Enfin, la restriction du bénéfice de l'ASF aux seuls parents isolés ne se justifie pas du point de vue de l'intérêt supérieur des enfants. Si ces derniers demeurent privés du soutien d'un de leur parent, le statut marital du parent avec lequel ils vivent ne devrait pas conditionner le versement de l'allocation. Cette incohérence est d'autant plus flagrante que les pensions alimentaires continuent, quant à elles, d'être versées aux parents créanciers lorsqu'ils se remettent en couple.
Pour toutes ces raisons, je vous propose d'adopter l'article 1er. Le coût budgétaire de cette mesure n'a pas pu être estimé avec précision en raison du faible nombre de données disponibles, mais il se chiffrerait en centaines de millions d'euros. Il faut aussi tenir compte de l'effet bénéfique à long terme de la mesure, qui pourrait réduire la nécessité d'autres transferts redistributifs si le niveau de vie des parents remis en couple s'élève.
L'article 2 du texte consiste en une demande de rapport au Gouvernement sur la diversité des situations familiales et leur prise en compte par notre régime fiscal. En dépit de notre doctrine sur les demandes de rapport, il me semble que l'importance de ces enjeux justifierait l'adoption de cet article. Un quart des familles françaises sont désormais monoparentales, contre seulement 12 % en 1990 et 9 % sont des familles recomposées. Il convient d'engager une réflexion sur l'adaptation de notre système fiscal à ce fait social.
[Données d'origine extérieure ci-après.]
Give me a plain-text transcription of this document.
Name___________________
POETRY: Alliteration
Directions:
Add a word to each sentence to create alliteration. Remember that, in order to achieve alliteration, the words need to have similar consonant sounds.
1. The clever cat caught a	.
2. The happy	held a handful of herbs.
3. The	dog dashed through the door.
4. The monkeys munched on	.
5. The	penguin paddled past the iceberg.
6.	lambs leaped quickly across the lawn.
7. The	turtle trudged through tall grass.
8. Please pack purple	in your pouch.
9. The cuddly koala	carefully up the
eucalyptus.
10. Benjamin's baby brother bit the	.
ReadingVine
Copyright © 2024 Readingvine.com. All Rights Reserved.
Vous l'aurez compris, au travers de cette proposition de loi, nous vous proposons d'apporter une réponse à une incohérence précise de l'ASF, sans attendre une réforme d'ampleur des prestations sociales. En maintenant le versement de l'allocation aux parents éligibles qui ne remplissent plus la condition d'isolement, nous pouvons remédier à une situation injuste, source d'incompréhension pour les familles concernées et de précarisation. Je vous demande donc de bien vouloir l'adopter.